Judul : “Pancasila Kembali”
Pengarang : A. Mustofa Bisri
Data Publikasi : Koridor Renungan A. Mustofa Bisri, Jakrta: PT. Kompas Media Nusantara, II:77, 2010, xii+248
Ambruknya kerajaan otoriter Soeharto pada tanggal 21 Mei 1998 merupakan titik balik “nafas” Pancasila. Bukan sekadar ideologi dan dasar negara semata. Lebih jauh, Pancasila adalah citra bangsa dan negara. Seandainya sejak kelahiran Pancasila sudah dikeloni[1] dengan penalaran dan studi mendalam terhadap kelima sila – seperti nilai religius, nilai moral, nilai kebangsaan, nilai keadilan, dan nilai kebersamaan dan toleransi – secara apa adanya dalam masyarkat; penulis meyakini isu tentang kredibilitas ke-Pancasila-an tidak akan “diperkosa” di rezim reformasi saat ini. Realita yang bisa kita simak dengan panca indera adalah kondisi ketuhanan negeri kita yang seperti tanpa Tuhan atau “kebanyakan tuhan.” Negeri yang mengaku berkemanusiaan yang adil dan beradab sekarang antipati tentang prikemanusiaan. Persatuan Indonesia lebih tenar sebagai “banyolan” semata. Rakyat bingung mencari perwakilan mereka. Keadilan sosial yang bagi beberapa orang saja.[2] Selentingan pertanyaan dari beberapa orang, “Masih hidupkah kau, Pancasila?”

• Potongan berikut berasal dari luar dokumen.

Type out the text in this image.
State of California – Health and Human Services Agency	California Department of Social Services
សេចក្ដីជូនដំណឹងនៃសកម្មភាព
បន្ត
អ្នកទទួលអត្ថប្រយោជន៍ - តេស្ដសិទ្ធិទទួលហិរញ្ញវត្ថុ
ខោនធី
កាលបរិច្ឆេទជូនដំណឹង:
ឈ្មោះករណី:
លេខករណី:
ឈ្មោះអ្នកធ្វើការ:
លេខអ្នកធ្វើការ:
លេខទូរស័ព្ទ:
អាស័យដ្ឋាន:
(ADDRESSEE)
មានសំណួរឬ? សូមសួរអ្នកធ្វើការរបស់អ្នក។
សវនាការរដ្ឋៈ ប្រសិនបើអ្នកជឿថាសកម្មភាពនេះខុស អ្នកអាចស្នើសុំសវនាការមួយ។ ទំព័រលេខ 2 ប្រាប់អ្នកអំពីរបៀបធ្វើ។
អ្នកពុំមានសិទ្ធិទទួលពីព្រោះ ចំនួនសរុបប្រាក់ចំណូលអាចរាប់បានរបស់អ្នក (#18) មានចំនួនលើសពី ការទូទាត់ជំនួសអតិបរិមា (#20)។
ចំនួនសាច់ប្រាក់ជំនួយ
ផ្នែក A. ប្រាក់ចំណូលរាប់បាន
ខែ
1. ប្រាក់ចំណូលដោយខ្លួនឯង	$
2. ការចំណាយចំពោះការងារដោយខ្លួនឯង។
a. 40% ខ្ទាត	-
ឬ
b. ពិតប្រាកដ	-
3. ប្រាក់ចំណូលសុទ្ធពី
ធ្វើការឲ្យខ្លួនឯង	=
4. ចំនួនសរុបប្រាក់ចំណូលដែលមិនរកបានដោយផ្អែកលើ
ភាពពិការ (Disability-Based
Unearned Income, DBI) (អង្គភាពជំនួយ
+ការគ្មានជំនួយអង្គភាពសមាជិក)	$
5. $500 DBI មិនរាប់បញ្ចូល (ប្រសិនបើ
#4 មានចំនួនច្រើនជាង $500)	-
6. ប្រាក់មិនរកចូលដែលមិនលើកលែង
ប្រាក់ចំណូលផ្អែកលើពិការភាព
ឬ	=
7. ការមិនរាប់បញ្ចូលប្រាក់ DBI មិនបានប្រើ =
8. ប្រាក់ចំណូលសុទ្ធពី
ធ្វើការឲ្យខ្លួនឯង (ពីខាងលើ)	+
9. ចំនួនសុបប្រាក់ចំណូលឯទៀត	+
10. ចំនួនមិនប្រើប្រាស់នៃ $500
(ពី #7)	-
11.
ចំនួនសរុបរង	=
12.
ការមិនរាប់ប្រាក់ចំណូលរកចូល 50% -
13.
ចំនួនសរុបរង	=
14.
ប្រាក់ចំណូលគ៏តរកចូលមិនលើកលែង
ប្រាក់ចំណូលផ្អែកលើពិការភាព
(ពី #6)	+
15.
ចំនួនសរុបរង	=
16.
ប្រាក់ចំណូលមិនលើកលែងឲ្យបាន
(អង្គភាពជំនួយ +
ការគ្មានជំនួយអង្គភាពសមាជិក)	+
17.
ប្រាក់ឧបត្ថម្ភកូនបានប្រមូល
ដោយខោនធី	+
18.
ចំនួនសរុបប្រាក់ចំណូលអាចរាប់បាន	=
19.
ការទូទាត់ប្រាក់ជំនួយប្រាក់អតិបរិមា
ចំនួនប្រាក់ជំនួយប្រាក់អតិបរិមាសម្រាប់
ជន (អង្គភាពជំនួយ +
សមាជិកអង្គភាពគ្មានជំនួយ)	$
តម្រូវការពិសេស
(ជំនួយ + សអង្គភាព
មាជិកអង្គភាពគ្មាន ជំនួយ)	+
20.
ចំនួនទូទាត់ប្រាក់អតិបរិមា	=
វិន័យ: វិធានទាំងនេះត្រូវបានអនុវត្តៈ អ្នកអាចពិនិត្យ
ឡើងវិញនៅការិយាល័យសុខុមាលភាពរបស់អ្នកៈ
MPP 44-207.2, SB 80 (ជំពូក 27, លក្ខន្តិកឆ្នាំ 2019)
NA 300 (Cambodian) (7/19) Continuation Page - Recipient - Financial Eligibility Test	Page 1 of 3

Pancasila merupaka padanan konsep Konfusionisme yang dikembangkan Prof. Tu Wei Ming untuk pengembangan pendidikan moral di Singapura. Konsep Konfusionisme juga dikenal di Jepang, Korea Selatan, Taiwan, dan Hong Kong. Pancasila, menurut Prof. H.A.R Tilaar, merupakan suatu doktrin yang terbuka karena Pancasila merupakan suatu way of life. Di sinilah terdapat kesamaan prespektif keterbukaan Pancasila dan Konfusionisme. Prof. H.A.R Tilaar menegaskan bahwa pancasila dapat menerima nilai-nilai Konfusionis yang – mungkin – mempunyai nilai universal yang dapat di adopsi oleh masyarakat kita, masyarakat Pancasila.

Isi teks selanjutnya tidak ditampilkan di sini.